Online object dtection and segmentation using YOLOv8 by ultralytics.
The output of the YOLOv8 model processed on the GPU using Metal.
kernel void filterBBoxes(constant BBoxFilterParams& params [[ buffer(iParams) ]],
constant float* prediction [[ buffer(iPrediction) ]],
device atomic_int* bboxCount [[ buffer(iBBoxCount) ]],
device BBox* bboxes [[ buffer(iBBoxes) ]],
device float* maskProposals [[ buffer(iMaskProposals) ]],
uint2 gid [[thread_position_in_grid]])
{
int stride = params.stride;
float x = prediction[gid.x];
float y = prediction[gid.x + stride];
float w = prediction[gid.x + stride * 2];
float h = prediction[gid.x + stride * 3];
BBox box {
.x = int((x - 0.5 * w) * params.factor.x),
.y = int((y - 0.5 * h) * params.factor.y),
.w = int(w * params.factor.x),
.h = int(h * params.factor.y)
};
float maxConfidence = 0;
int classId;
uint length = NUM_OF_COORDINATES + params.numberOfClasses;
for (uint i = NUM_OF_COORDINATES; i < length; ++i) {
float confidence = prediction[gid.x + stride * i];
if (confidence > maxConfidence) {
maxConfidence = confidence;
classId = i - NUM_OF_COORDINATES;
}
}
if (maxConfidence > params.confidenceThreshold) {
box.confidence = maxConfidence;
box.classId = classId;
int i = atomic_fetch_add_explicit(bboxCount, 1, memory_order_relaxed);
if (params.hasSegmentationMask) {
for (uint j = length; j < length + params.segmentationMaskLength; ++j) {
float prop = prediction[gid.x + stride * j];
maskProposals[i * params.segmentationMaskLength + j - length] = prop;
}
}
bboxes[i] = box;
}
}
kernel void nonMaximumSuppression(constant NMSParams& params [[ buffer(iParams) ]],
constant BBox* bboxes [[ buffer(iBBoxes) ]],
constant int& bboxCount [[ buffer(iBBoxCount) ]],
device atomic_int* keptBBoxMap [[ buffer(iKeptBBoxMap) ]],
uint2 gid [[thread_position_in_grid]])
{
// Skip all the entries below the main diagonal and out of matrix bounds.

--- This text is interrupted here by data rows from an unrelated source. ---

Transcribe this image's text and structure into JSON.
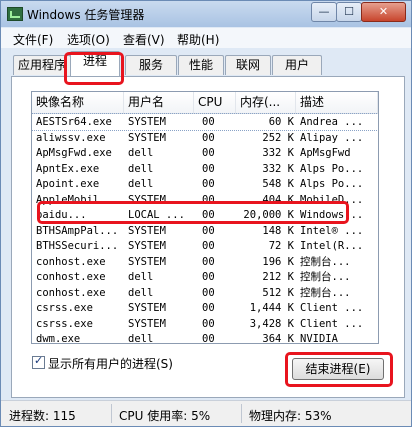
{
  "window": {
    "title": "Windows 任务管理器",
    "controls": {
      "minimize": "—",
      "maximize": "☐",
      "close": "✕"
    }
  },
  "menu": [
    "文件(F)",
    "选项(O)",
    "查看(V)",
    "帮助(H)"
  ],
  "tabs": [
    {
      "label": "应用程序"
    },
    {
      "label": "进程",
      "active": true
    },
    {
      "label": "服务"
    },
    {
      "label": "性能"
    },
    {
      "label": "联网"
    },
    {
      "label": "用户"
    }
  ],
  "columns": [
    "映像名称",
    "用户名",
    "CPU",
    "内存(...",
    "描述"
  ],
  "processes": [
    {
      "name": "AESTSr64.exe",
      "user": "SYSTEM",
      "cpu": "00",
      "mem": "60 K",
      "desc": "Andrea ..."
    },
    {
      "name": "aliwssv.exe",
      "user": "SYSTEM",
      "cpu": "00",
      "mem": "252 K",
      "desc": "Alipay ..."
    },
    {
      "name": "ApMsgFwd.exe",
      "user": "dell",
      "cpu": "00",
      "mem": "332 K",
      "desc": "ApMsgFwd"
    },
    {
      "name": "ApntEx.exe",
      "user": "dell",
      "cpu": "00",
      "mem": "332 K",
      "desc": "Alps Po..."
    },
    {
      "name": "Apoint.exe",
      "user": "dell",
      "cpu": "00",
      "mem": "548 K",
      "desc": "Alps Po..."
    },
    {
      "name": "AppleMobil...",
      "user": "SYSTEM",
      "cpu": "00",
      "mem": "404 K",
      "desc": "MobileD..."
    },
    {
      "name": "baidu...",
      "user": "LOCAL ...",
      "cpu": "00",
      "mem": "20,000 K",
      "desc": "Windows..."
    },
    {
      "name": "BTHSAmpPal...",
      "user": "SYSTEM",
      "cpu": "00",
      "mem": "148 K",
      "desc": "Intel® ..."
    },
    {
      "name": "BTHSSecuri...",
      "user": "SYSTEM",
      "cpu": "00",
      "mem": "72 K",
      "desc": "Intel(R..."
    },
    {
      "name": "conhost.exe",
      "user": "SYSTEM",
      "cpu": "00",
      "mem": "196 K",
      "desc": "控制台..."
    },
    {
      "name": "conhost.exe",
      "user": "dell",
      "cpu": "00",
      "mem": "212 K",
      "desc": "控制台..."
    },
    {
      "name": "conhost.exe",
      "user": "dell",
      "cpu": "00",
      "mem": "512 K",
      "desc": "控制台..."
    },
    {
      "name": "csrss.exe",
      "user": "SYSTEM",
      "cpu": "00",
      "mem": "1,444 K",
      "desc": "Client ..."
    },
    {
      "name": "csrss.exe",
      "user": "SYSTEM",
      "cpu": "00",
      "mem": "3,428 K",
      "desc": "Client ..."
    },
    {
      "name": "dwm.exe",
      "user": "dell",
      "cpu": "00",
      "mem": "364 K",
      "desc": "NVIDIA"
    }
  ],
  "show_all_users": {
    "label": "显示所有用户的进程(S)",
    "checked": true
  },
  "end_process_button": "结束进程(E)",
  "status": {
    "processes": "进程数: 115",
    "cpu": "CPU 使用率: 5%",
    "memory": "物理内存: 53%"
  },
  "icons": {
    "app": "task-manager-icon",
    "scroll_up": "arrow-up-icon",
    "scroll_down": "arrow-down-icon"
  },
  "colors": {
    "annotation": "#e8141e",
    "titlebar": "#b9cfea",
    "selection": "#8aa3c7"
  }
}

if (gid.x >= uint(bboxCount) || gid.y >= uint(bboxCount) || gid.y >= gid.x) {
return;
}
BBox box1 = bboxes[gid.x];
BBox box2 = bboxes[gid.y];
if (box1.classId == box2.classId) {
// Intersection over union.
float iou = IOU(bboxes[gid.x], bboxes[gid.y]);
if (iou > params.iouThreshold) {
if (box1.confidence > box2.confidence) {
atomic_fetch_add_explicit(&keptBBoxMap[gid.x], 1, memory_order_relaxed);
} else {
atomic_fetch_add_explicit(&keptBBoxMap[gid.y], 1, memory_order_relaxed);
}
} else {
atomic_fetch_add_explicit(&keptBBoxMap[gid.x], 1, memory_order_relaxed);
atomic_fetch_add_explicit(&keptBBoxMap[gid.y], 1, memory_order_relaxed);
}
} else {
atomic_fetch_add_explicit(&keptBBoxMap[gid.x], 1, memory_order_relaxed);
atomic_fetch_add_explicit(&keptBBoxMap[gid.y], 1, memory_order_relaxed);
}
}